De nombreux pays prennent déjà des mesures pour faciliter la résolution du problème de défaillance des entreprises. La judiciarisation et des procédures de règlement interminables constituent des problèmes majeurs. Certains pays ont instauré des moratoires assortis de délais pour les procédures de faillite pendant la période de pandémie afin d’encourager des formes de règlement plus rapides. À l’inverse, d’autres initiatives pourraient miner le processus de restructuration et ralentir la reprise, à l’instar des interruptions prolongées des procédures d’insolvabilité.
Malgré les difficultés auxquelles les gens sont confrontés, jusqu’ici nous ne sommes pas au bout de certaines de nos plus grandes préoccupations. Pour l’instant, la plupart des restrictions à l’exportation annoncées au début de cette année n’ont pas été mises en application et les prix mondiaux des denrées alimentaires sont pour la majeure partie restés stables.
En outre, des progrès importants sont réalisés en matière de connectivité numérique dans les économies en développement. L’un des avantages en est la capacité de certains pouvoirs publics à faire parvenir des aides financières à certains des ménages les plus pauvres. Il va de soi qu’il faudrait en faire davantage pour améliorer l’infrastructure numérique dans les économies en développement, et c’est là une partie importante de notre travail où nous espérons voir des progrès.
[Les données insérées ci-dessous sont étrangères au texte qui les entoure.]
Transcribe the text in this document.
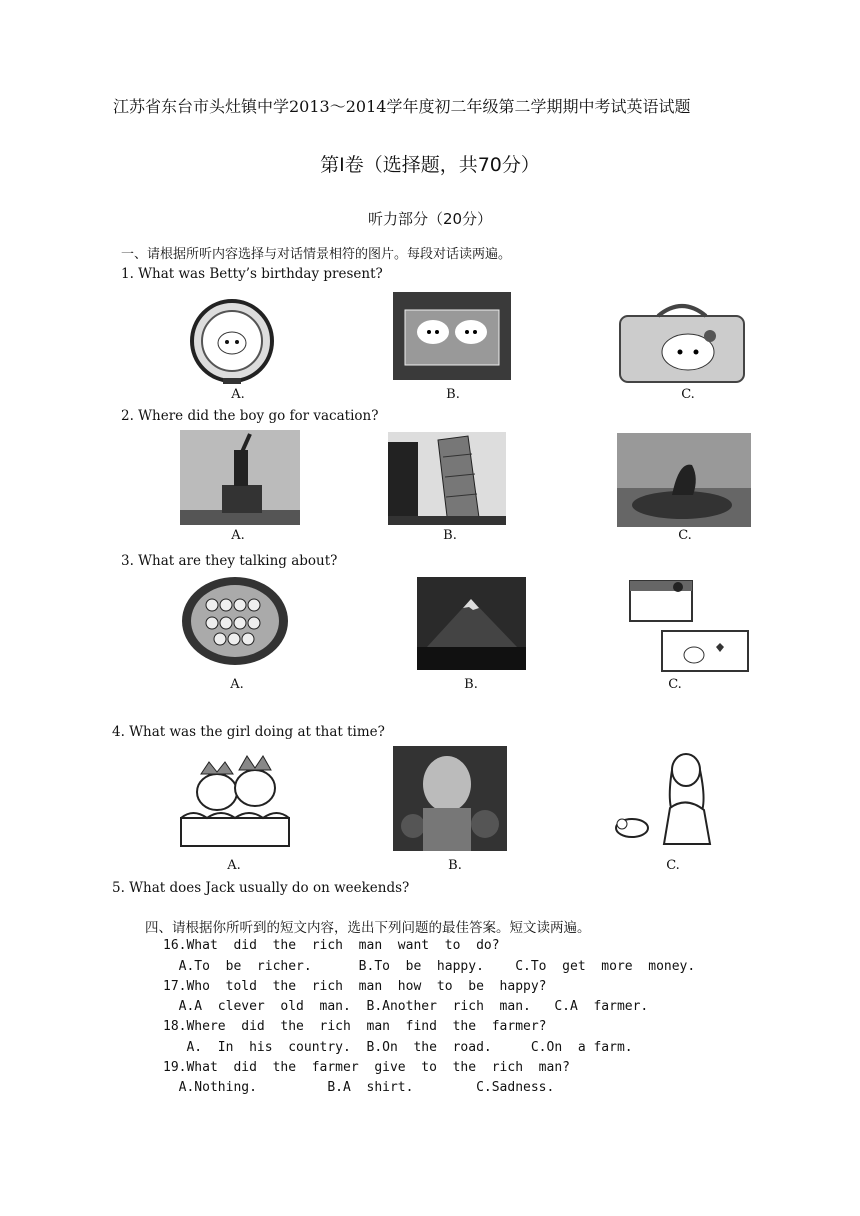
江苏省东台市头灶镇中学2013～2014学年度初二年级第二学期期中考试英语试题
第Ⅰ卷（选择题，共70分）
听力部分（20分）
一、请根据所听内容选择与对话情景相符的图片。每段对话读两遍。
1. What was Betty’s birthday present?
A.	B.	C.
2. Where did the boy go for vacation?
A.	B.	C.
3. What are they talking about?
A.	B.	C.
4. What was the girl doing at that time?
A.	B.	C.
5. What does Jack usually do on weekends?
四、请根据你所听到的短文内容，选出下列问题的最佳答案。短文读两遍。
16.What  did  the  rich  man  want  to  do?
A.To  be  richer.      B.To  be  happy.    C.To  get  more  money.
17.Who  told  the  rich  man  how  to  be  happy?
A.A  clever  old  man.  B.Another  rich  man.   C.A  farmer.
18.Where  did  the  rich  man  find  the  farmer?
A.  In  his  country.  B.On  the  road.     C.On  a farm.
19.What  did  the  farmer  give  to  the  rich  man?
A.Nothing.         B.A  shirt.        C.Sadness.
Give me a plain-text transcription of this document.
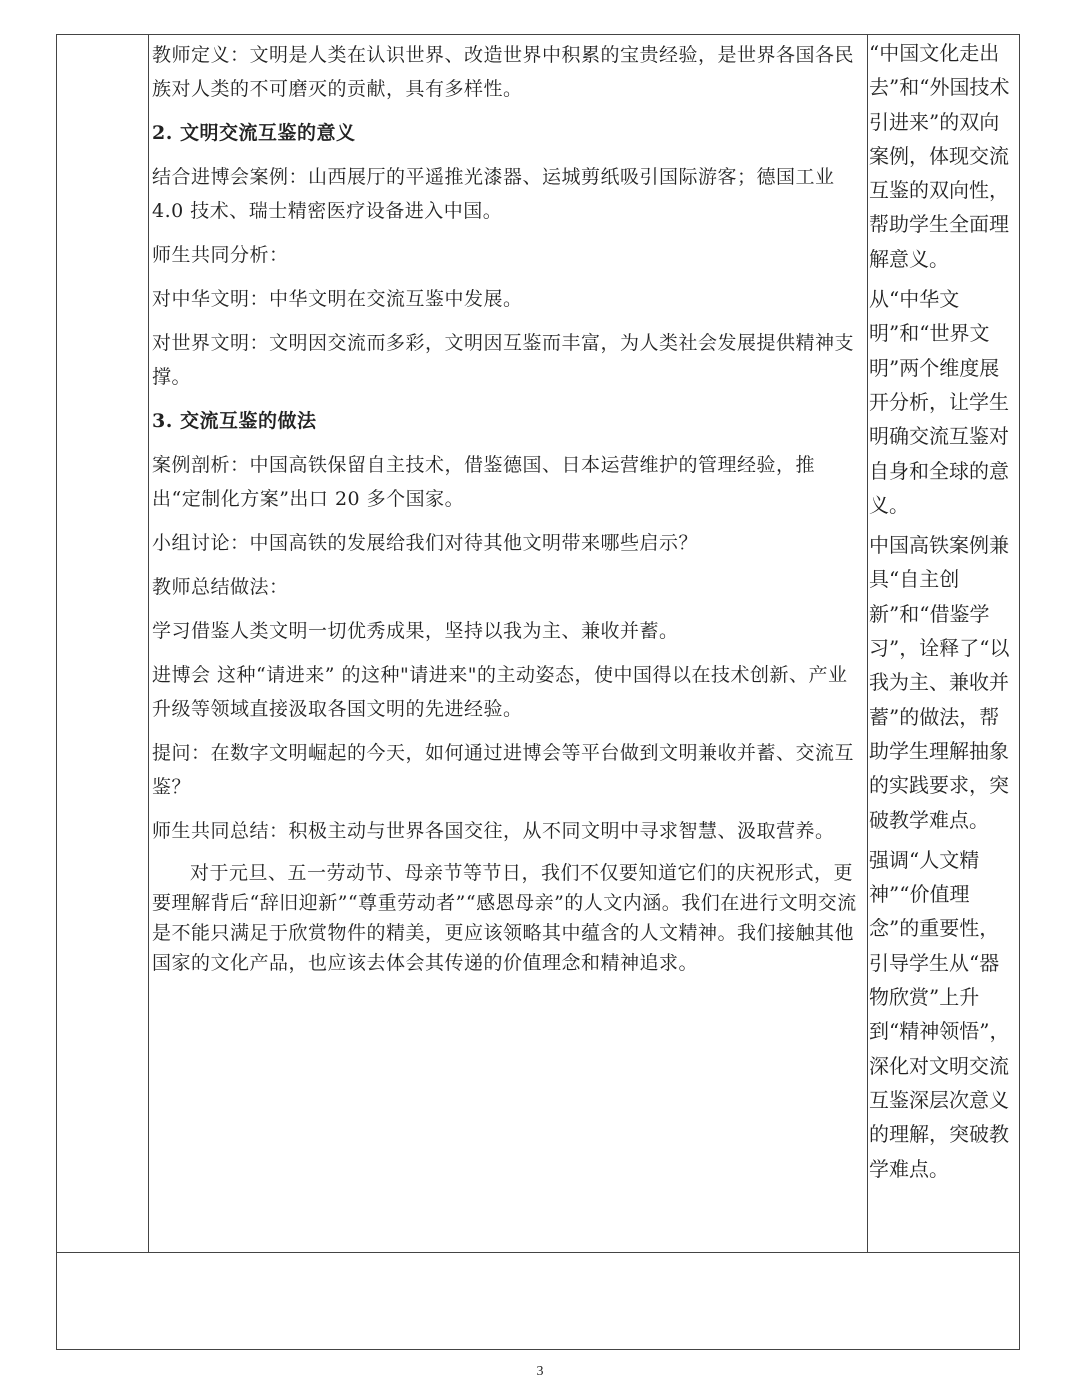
教师定义：文明是人类在认识世界、改造世界中积累的宝贵经验，是世界各国各民族对人类的不可磨灭的贡献，具有多样性。

2. 文明交流互鉴的意义

结合进博会案例：山西展厅的平遥推光漆器、运城剪纸吸引国际游客；德国工业 4.0 技术、瑞士精密医疗设备进入中国。

师生共同分析：

对中华文明：中华文明在交流互鉴中发展。

对世界文明：文明因交流而多彩，文明因互鉴而丰富，为人类社会发展提供精神支撑。

3. 交流互鉴的做法

案例剖析：中国高铁保留自主技术，借鉴德国、日本运营维护的管理经验，推出“定制化方案”出口 20 多个国家。

小组讨论：中国高铁的发展给我们对待其他文明带来哪些启示？

教师总结做法：

学习借鉴人类文明一切优秀成果，坚持以我为主、兼收并蓄。

进博会 这种“请进来” 的这种"请进来"的主动姿态，使中国得以在技术创新、产业升级等领域直接汲取各国文明的先进经验。

提问：在数字文明崛起的今天，如何通过进博会等平台做到文明兼收并蓄、交流互鉴？

师生共同总结：积极主动与世界各国交往，从不同文明中寻求智慧、汲取营养。

对于元旦、五一劳动节、母亲节等节日，我们不仅要知道它们的庆祝形式，更要理解背后“辞旧迎新”“尊重劳动者”“感恩母亲”的人文内涵。我们在进行文明交流是不能只满足于欣赏物件的精美，更应该领略其中蕴含的人文精神。我们接触其他国家的文化产品，也应该去体会其传递的价值理念和精神追求。

“中国文化走出去”和“外国技术引进来”的双向案例，体现交流互鉴的双向性，帮助学生全面理解意义。

从“中华文明”和“世界文明”两个维度展开分析，让学生明确交流互鉴对自身和全球的意义。

中国高铁案例兼具“自主创新”和“借鉴学习”，诠释了“以我为主、兼收并蓄”的做法，帮助学生理解抽象的实践要求，突破教学难点。

强调“人文精神”“价值理念”的重要性，引导学生从“器物欣赏”上升到“精神领悟”，深化对文明交流互鉴深层次意义的理解，突破教学难点。

3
Pour conclure, je suis tout à satisfait des actions menées par les services du Groupe de la Banque mondiale pour venir en aide à nos pays clients. Ainsi que du rapport Perspectives économiques mondiales à paraître. Nous continuerons de prendre des mesures rapides et de vaste portée pour répondre aux besoins des populations des pays en développement. Je vous remercie une fois de plus de votre participation à cette conférence.